Which is a biggie, no downplaying that.

icefox — Today at 3:49 PM
Not really, functions have no defined ABI
The compiler can and does turn references into copies and vice versa
And, there's always going to be times when I'm smarter than the language. The lang is an amplifier for my own reasoning capabilities, and a special purpose amplifier is going to give me a lot more leverage (for lower cost in its problem domain) than one that tries to be equally good at everything.

Evy
Very limitedly. Copies to refs is demanded by ABI if your struct size exceeds two registers, or if you have too many args. The reverse is a magical recent optimisation of LLVM. But it gives you none of the semantics and semantic guarantees. You still have to overload traits and shit for ref vs. move, you still cannot distinguish between out and in out with a &mut T (it's always treated as in out), etc.

icefox — Today at 3:55 PM
Yeah that part I'm definitely interested in
A quote from Graydon, original creator of Rust, from https://github.com/graydon/rust-prehistory:
While reading this -- if you're foolish enough to try -- keep in mind that I was balanced between near-total disbelief that it would ever come to anything and miniscule hope that if I kept at experiments and fiddling long enough, maybe I could do a thing.
I had been criticizing, picking apart, ranting about other languages for years, and making doodles and marginalia notes about how to do one "right" or "differently" to myself for almost as long.

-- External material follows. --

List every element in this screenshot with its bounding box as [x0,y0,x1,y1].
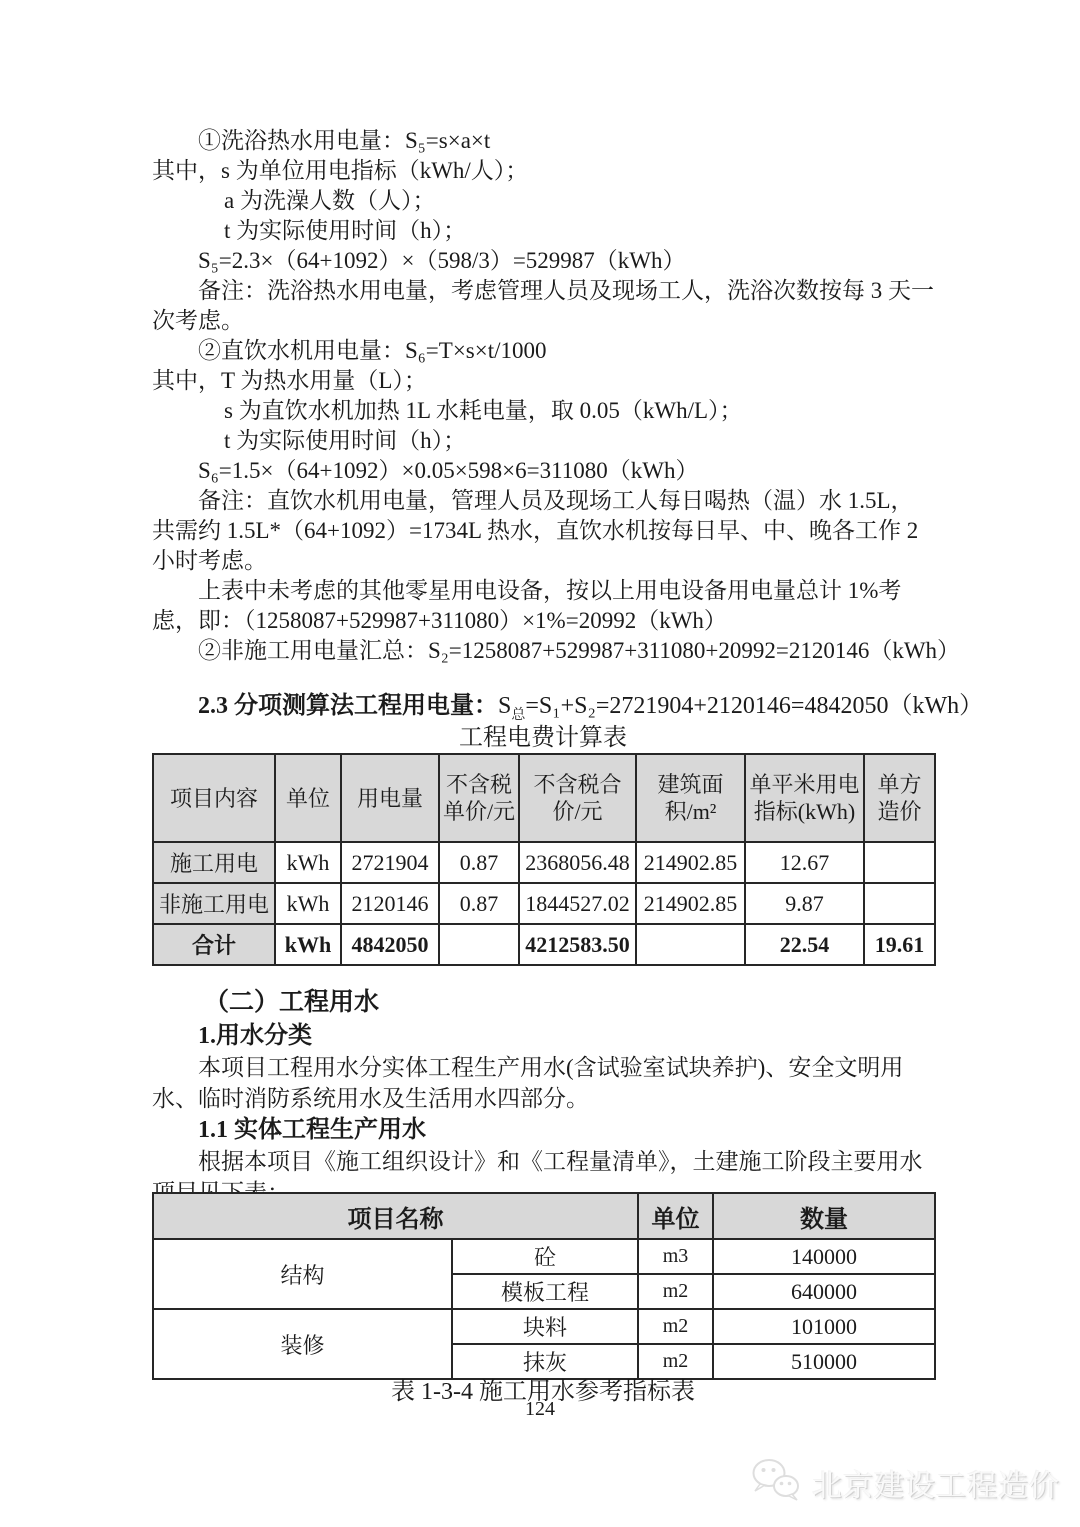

This lineage representes the very gradual coaxing-into-belief that I could actually make something that runs
As such, there are long periods of nothing, lots of revisions of position, long periods of just making notes, arguing with myself, several false starts, digressions into minutiae that seem completely absurd from today's vantage point (don't get me started on how long I spent learning x86 mod r/m bytes and PE import table structures, why?) and self-important frippery.
The significant thing here is that I had to get to the point of convincing myself that there was something there before bothering to show anyone; the uptick in work in mid-to-late 2009 is when Mozilla started funding me on the clock to work on it, but it's significant that there were years and years of just puttering around in circles, the kind of snowball-rolling that's necessary to go from nothing to "well... maybe..."
I'd encourage reading it in this light: Delusional dreams very gradually coming into focus, not any sort of grand plan being executed.